Experimental Study of Phase Transformation Effects on Relative Permeabilities in Fractures

Phase transformation affects multiphase flow in geothermal and gas-condensate reservoirs due to the same substance occurring in different phases. These effects change the phase behavior and the flow characteristics. The goals of this research were to compare the flow behavior and relative permeabilities difference between two-phase flow with and without phase transformation effects in smooth-walled and rough-walled fractures. During this research, an experimental apparatus was built to capture the unstable nature of the two-phase flow fractures and display the flow structures in real time. Two-phase flow experiments with phase transformation effects (steam-water flow) and without phase transformation effects (nitrogen-water flow) were conducted. The porous medium approach was used to calculate two-phase relative permeabilities.
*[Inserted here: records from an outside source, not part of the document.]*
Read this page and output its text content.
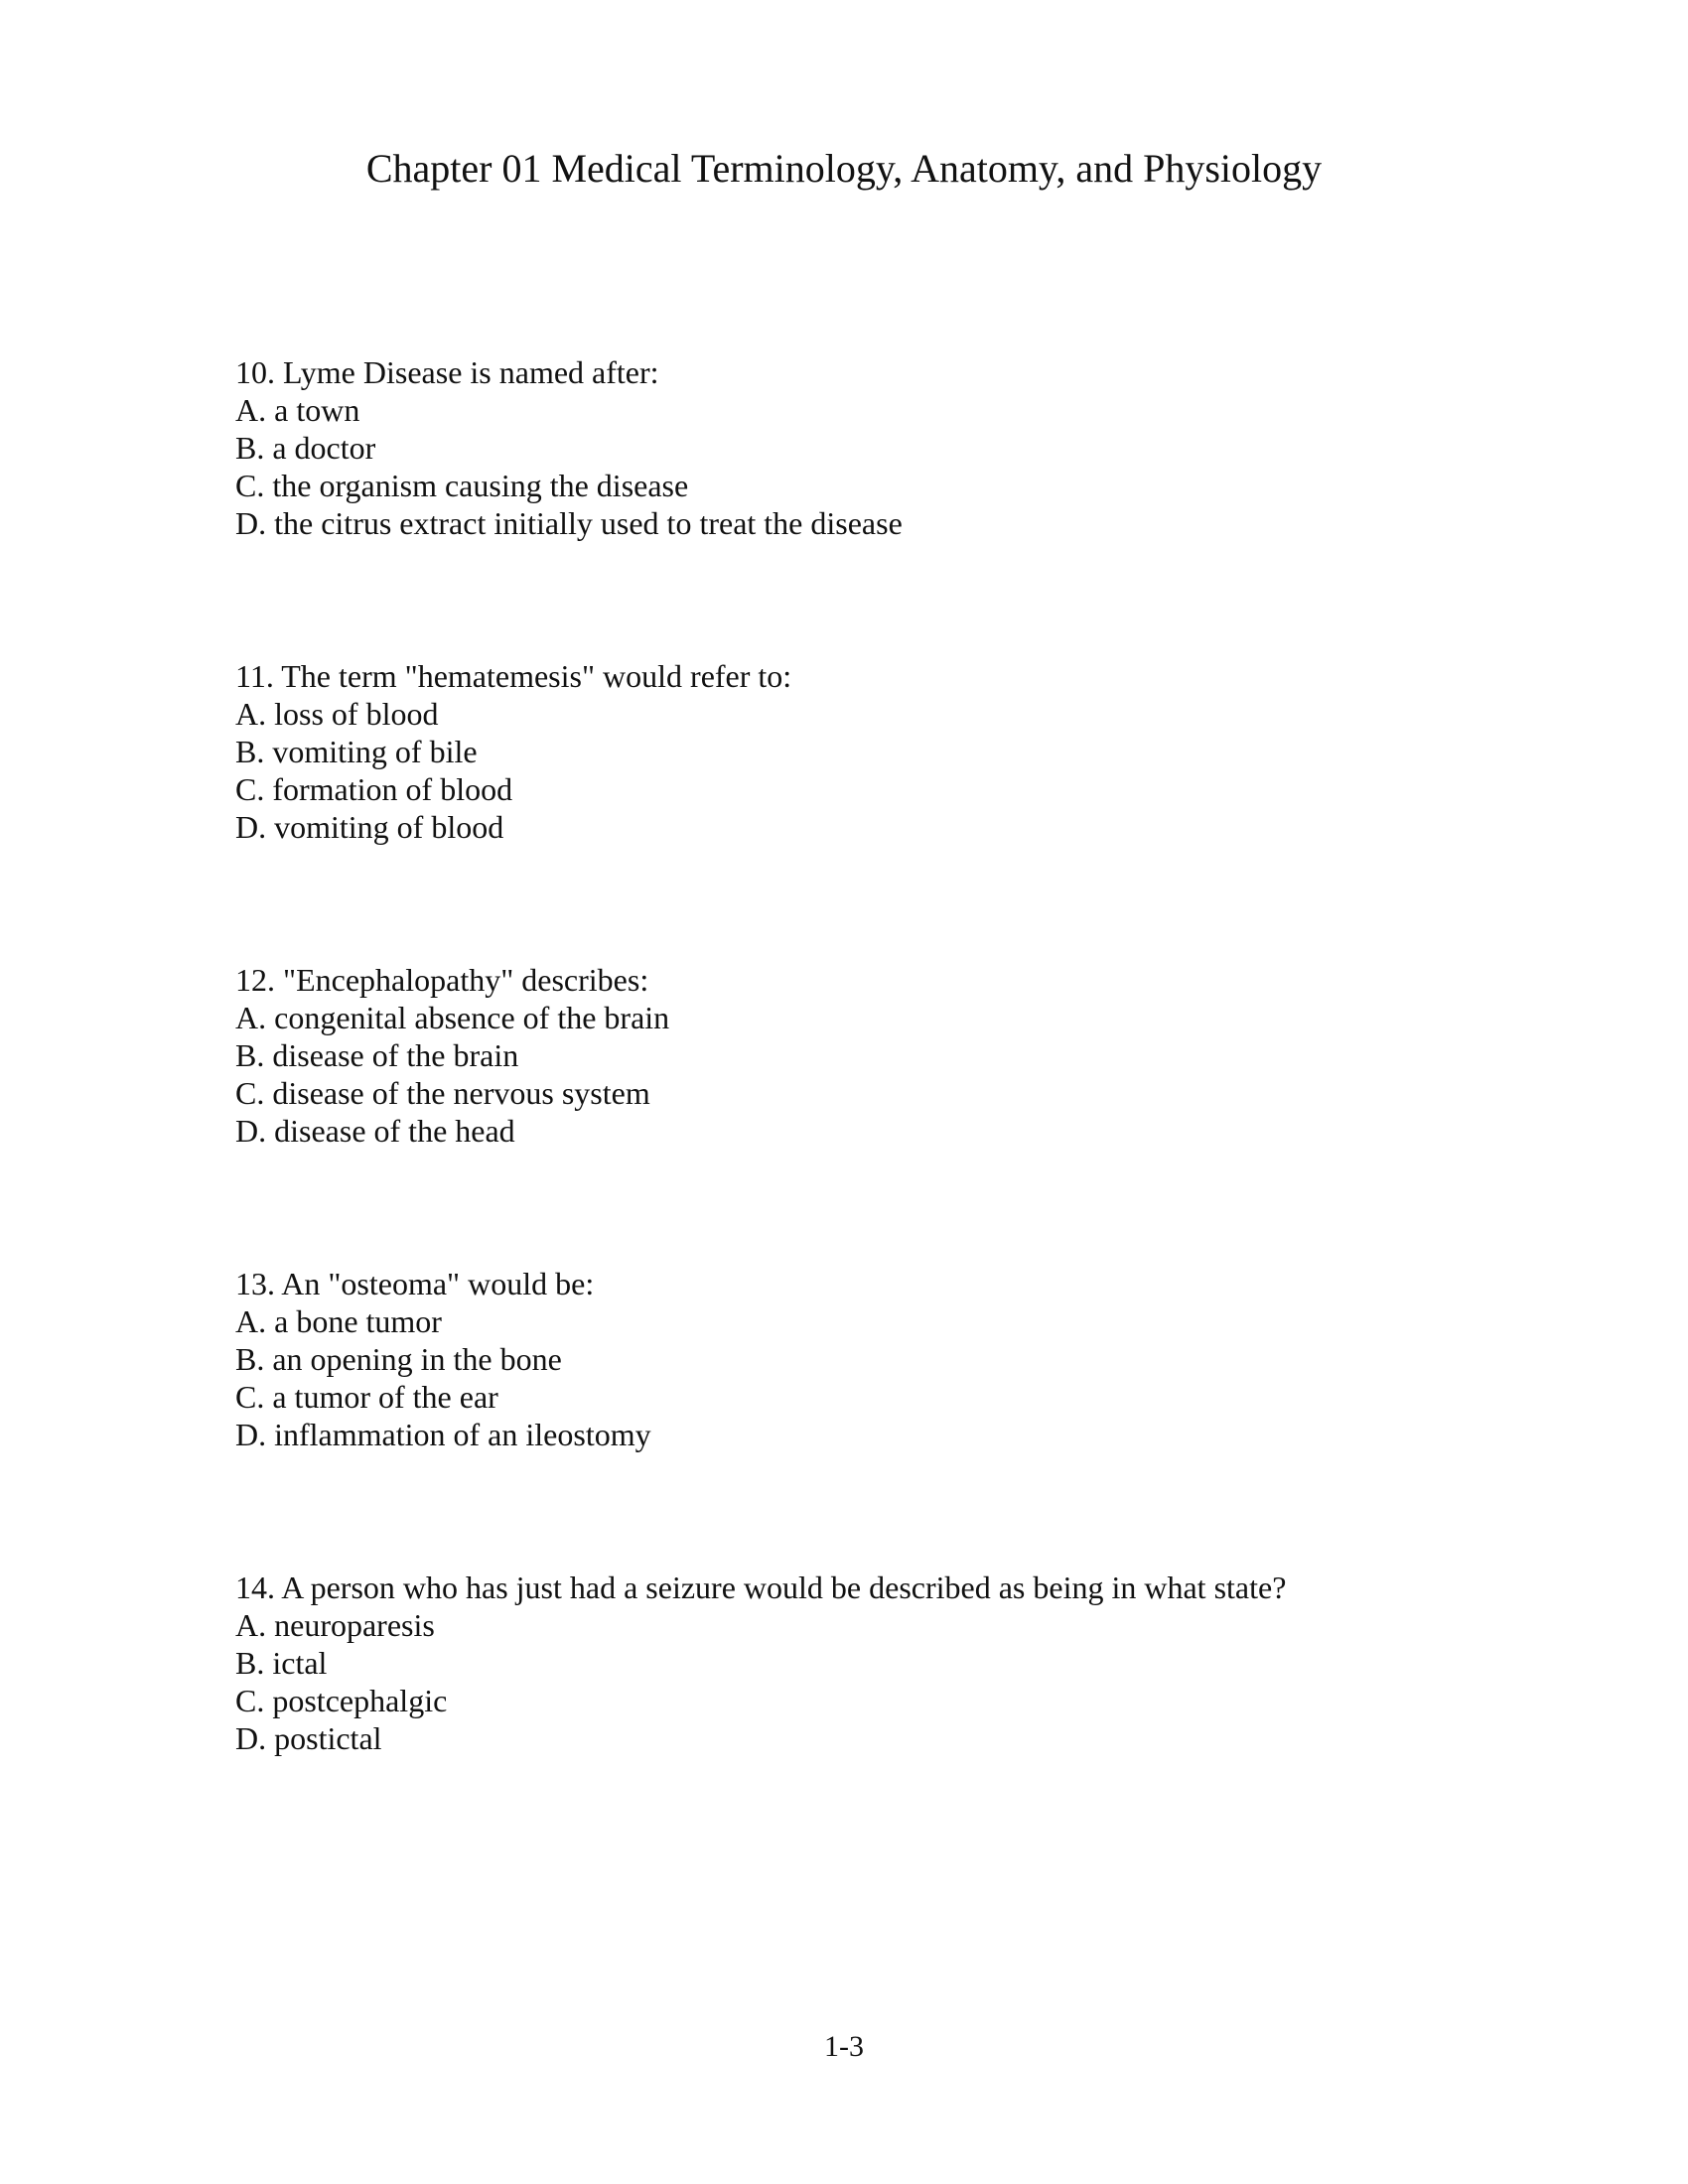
Chapter 01 Medical Terminology, Anatomy, and Physiology
10. Lyme Disease is named after:
A. a town
B. a doctor
C. the organism causing the disease
D. the citrus extract initially used to treat the disease
11. The term "hematemesis" would refer to:
A. loss of blood
B. vomiting of bile
C. formation of blood
D. vomiting of blood
12. "Encephalopathy" describes:
A. congenital absence of the brain
B. disease of the brain
C. disease of the nervous system
D. disease of the head
13. An "osteoma" would be:
A. a bone tumor
B. an opening in the bone
C. a tumor of the ear
D. inflammation of an ileostomy
14. A person who has just had a seizure would be described as being in what state?
A. neuroparesis
B. ictal
C. postcephalgic
D. postictal
1-3
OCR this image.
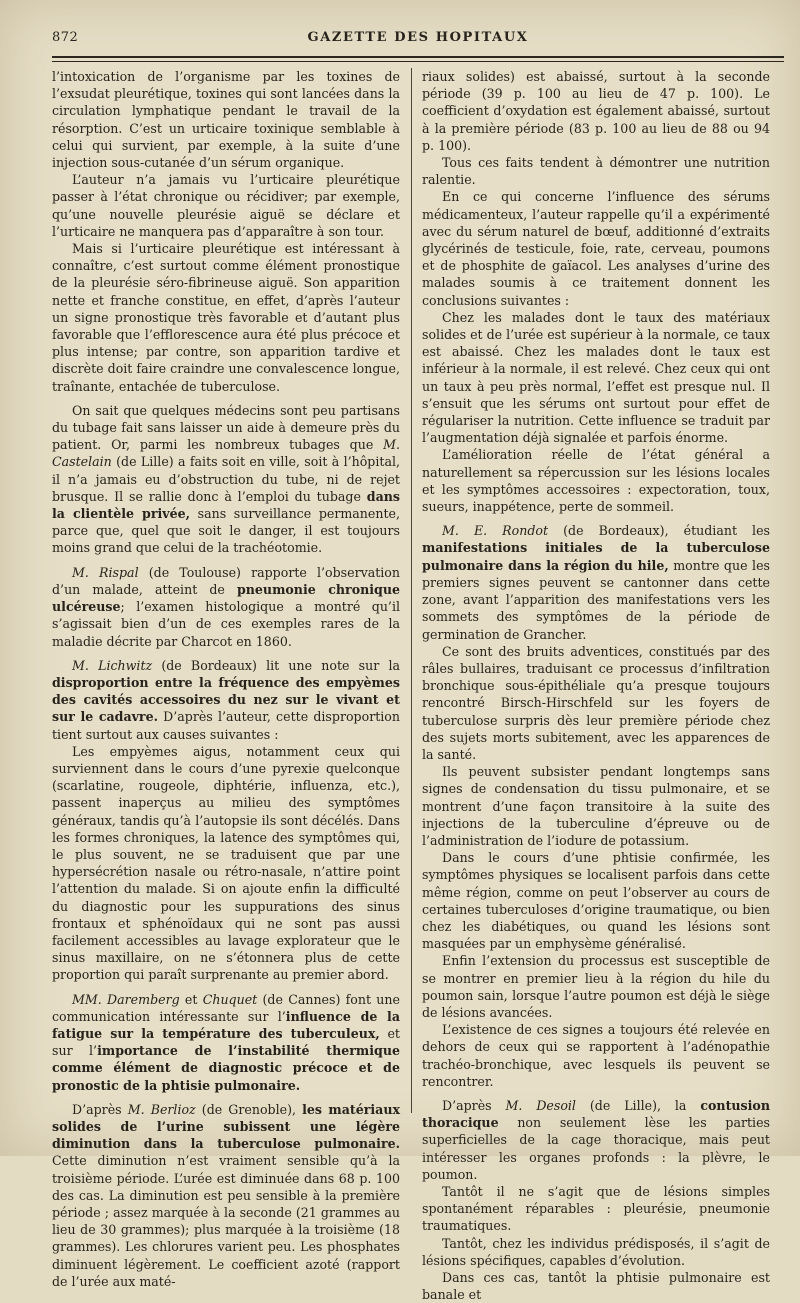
872	GAZETTE DES HOPITAUX

l’intoxication de l’organisme par les toxines de l’exsudat pleurétique, toxines qui sont lancées dans la circulation lymphatique pendant le travail de la résorption. C’est un urticaire toxinique semblable à celui qui survient, par exemple, à la suite d’une injection sous-cutanée d’un sérum organique.

L’auteur n’a jamais vu l’urticaire pleurétique passer à l’état chronique ou récidiver; par exemple, qu’une nouvelle pleurésie aiguë se déclare et l’urticaire ne manquera pas d’apparaître à son tour.

Mais si l’urticaire pleurétique est intéressant à connaître, c’est surtout comme élément pronostique de la pleurésie séro-fibrineuse aiguë. Son apparition nette et franche constitue, en effet, d’après l’auteur un signe pronostique très favorable et d’autant plus favorable que l’efflorescence aura été plus précoce et plus intense; par contre, son apparition tardive et discrète doit faire craindre une convalescence longue, traînante, entachée de tuberculose.

On sait que quelques médecins sont peu partisans du tubage fait sans laisser un aide à demeure près du patient. Or, parmi les nombreux tubages que M. Castelain (de Lille) a faits soit en ville, soit à l’hôpital, il n’a jamais eu d’obstruction du tube, ni de rejet brusque. Il se rallie donc à l’emploi du tubage dans la clientèle privée, sans surveillance permanente, parce que, quel que soit le danger, il est toujours moins grand que celui de la trachéotomie.

M. Rispal (de Toulouse) rapporte l’observation d’un malade, atteint de pneumonie chronique ulcéreuse; l’examen histologique a montré qu’il s’agissait bien d’un de ces exemples rares de la maladie décrite par Charcot en 1860.

M. Lichwitz (de Bordeaux) lit une note sur la disproportion entre la fréquence des empyèmes des cavités accessoires du nez sur le vivant et sur le cadavre. D’après l’auteur, cette disproportion tient surtout aux causes suivantes :

Les empyèmes aigus, notamment ceux qui surviennent dans le cours d’une pyrexie quelconque (scarlatine, rougeole, diphtérie, influenza, etc.), passent inaperçus au milieu des symptômes généraux, tandis qu’à l’autopsie ils sont décélés. Dans les formes chroniques, la latence des symptômes qui, le plus souvent, ne se traduisent que par une hypersécrétion nasale ou rétro-nasale, n’attire point l’attention du malade. Si on ajoute enfin la difficulté du diagnostic pour les suppurations des sinus frontaux et sphénoïdaux qui ne sont pas aussi facilement accessibles au lavage explorateur que le sinus maxillaire, on ne s’étonnera plus de cette proportion qui paraît surprenante au premier abord.

MM. Daremberg et Chuquet (de Cannes) font une communication intéressante sur l’influence de la fatigue sur la température des tuberculeux, et sur l’importance de l’instabilité thermique comme élément de diagnostic précoce et de pronostic de la phtisie pulmonaire.

D’après M. Berlioz (de Grenoble), les matériaux solides de l’urine subissent une légère diminution dans la tuberculose pulmonaire. Cette diminution n’est vraiment sensible qu’à la troisième période. L’urée est diminuée dans 68 p. 100 des cas. La diminution est peu sensible à la première période ; assez marquée à la seconde (21 grammes au lieu de 30 grammes); plus marquée à la troisième (18 grammes). Les chlorures varient peu. Les phosphates diminuent légèrement. Le coefficient azoté (rapport de l’urée aux maté-

riaux solides) est abaissé, surtout à la seconde période (39 p. 100 au lieu de 47 p. 100). Le coefficient d’oxydation est également abaissé, surtout à la première période (83 p. 100 au lieu de 88 ou 94 p. 100).

Tous ces faits tendent à démontrer une nutrition ralentie.

En ce qui concerne l’influence des sérums médicamenteux, l’auteur rappelle qu’il a expérimenté avec du sérum naturel de bœuf, additionné d’extraits glycérinés de testicule, foie, rate, cerveau, poumons et de phosphite de gaïacol. Les analyses d’urine des malades soumis à ce traitement donnent les conclusions suivantes :

Chez les malades dont le taux des matériaux solides et de l’urée est supérieur à la normale, ce taux est abaissé. Chez les malades dont le taux est inférieur à la normale, il est relevé. Chez ceux qui ont un taux à peu près normal, l’effet est presque nul. Il s’ensuit que les sérums ont surtout pour effet de régulariser la nutrition. Cette influence se traduit par l’augmentation déjà signalée et parfois énorme.

L’amélioration réelle de l’état général a naturellement sa répercussion sur les lésions locales et les symptômes accessoires : expectoration, toux, sueurs, inappétence, perte de sommeil.

M. E. Rondot (de Bordeaux), étudiant les manifestations initiales de la tuberculose pulmonaire dans la région du hile, montre que les premiers signes peuvent se cantonner dans cette zone, avant l’apparition des manifestations vers les sommets des symptômes de la période de germination de Grancher.

Ce sont des bruits adventices, constitués par des râles bullaires, traduisant ce processus d’infiltration bronchique sous-épithéliale qu’a presque toujours rencontré Birsch-Hirschfeld sur les foyers de tuberculose surpris dès leur première période chez des sujets morts subitement, avec les apparences de la santé.

Ils peuvent subsister pendant longtemps sans signes de condensation du tissu pulmonaire, et se montrent d’une façon transitoire à la suite des injections de la tuberculine d’épreuve ou de l’administration de l’iodure de potassium.

Dans le cours d’une phtisie confirmée, les symptômes physiques se localisent parfois dans cette même région, comme on peut l’observer au cours de certaines tuberculoses d’origine traumatique, ou bien chez les diabétiques, ou quand les lésions sont masquées par un emphysème généralisé.

Enfin l’extension du processus est susceptible de se montrer en premier lieu à la région du hile du poumon sain, lorsque l’autre poumon est déjà le siège de lésions avancées.

L’existence de ces signes a toujours été relevée en dehors de ceux qui se rapportent à l’adénopathie trachéo-bronchique, avec lesquels ils peuvent se rencontrer.

D’après M. Desoil (de Lille), la contusion thoracique non seulement lèse les parties superficielles de la cage thoracique, mais peut intéresser les organes profonds : la plèvre, le poumon.

Tantôt il ne s’agit que de lésions simples spontanément réparables : pleurésie, pneumonie traumatiques.

Tantôt, chez les individus prédisposés, il s’agit de lésions spécifiques, capables d’évolution.

Dans ces cas, tantôt la phtisie pulmonaire est banale et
From the results in this study, steam-water relative permeabilities are different from nitrogen-water relative permeabilities. The enhanced steam-phase relative permeability is due to the effects of phase transformation. This shows consistency with some earlier studies in porous media. The nitrogen-water relative permeability is described most appropriately by using the viscous coupling model. However, steam-water flow in the rough-walled fracture, which is coupled with strong phase transformation effects, seems to be represented better by Brooks-Corey relative permeability functions for fractured media (λ →∞). The results from this study suggest that relative permeabilities accounting for phase transformation effects have to be used in simulations of geothermal and solution gas reservoirs to represent two-phase interactions adequately.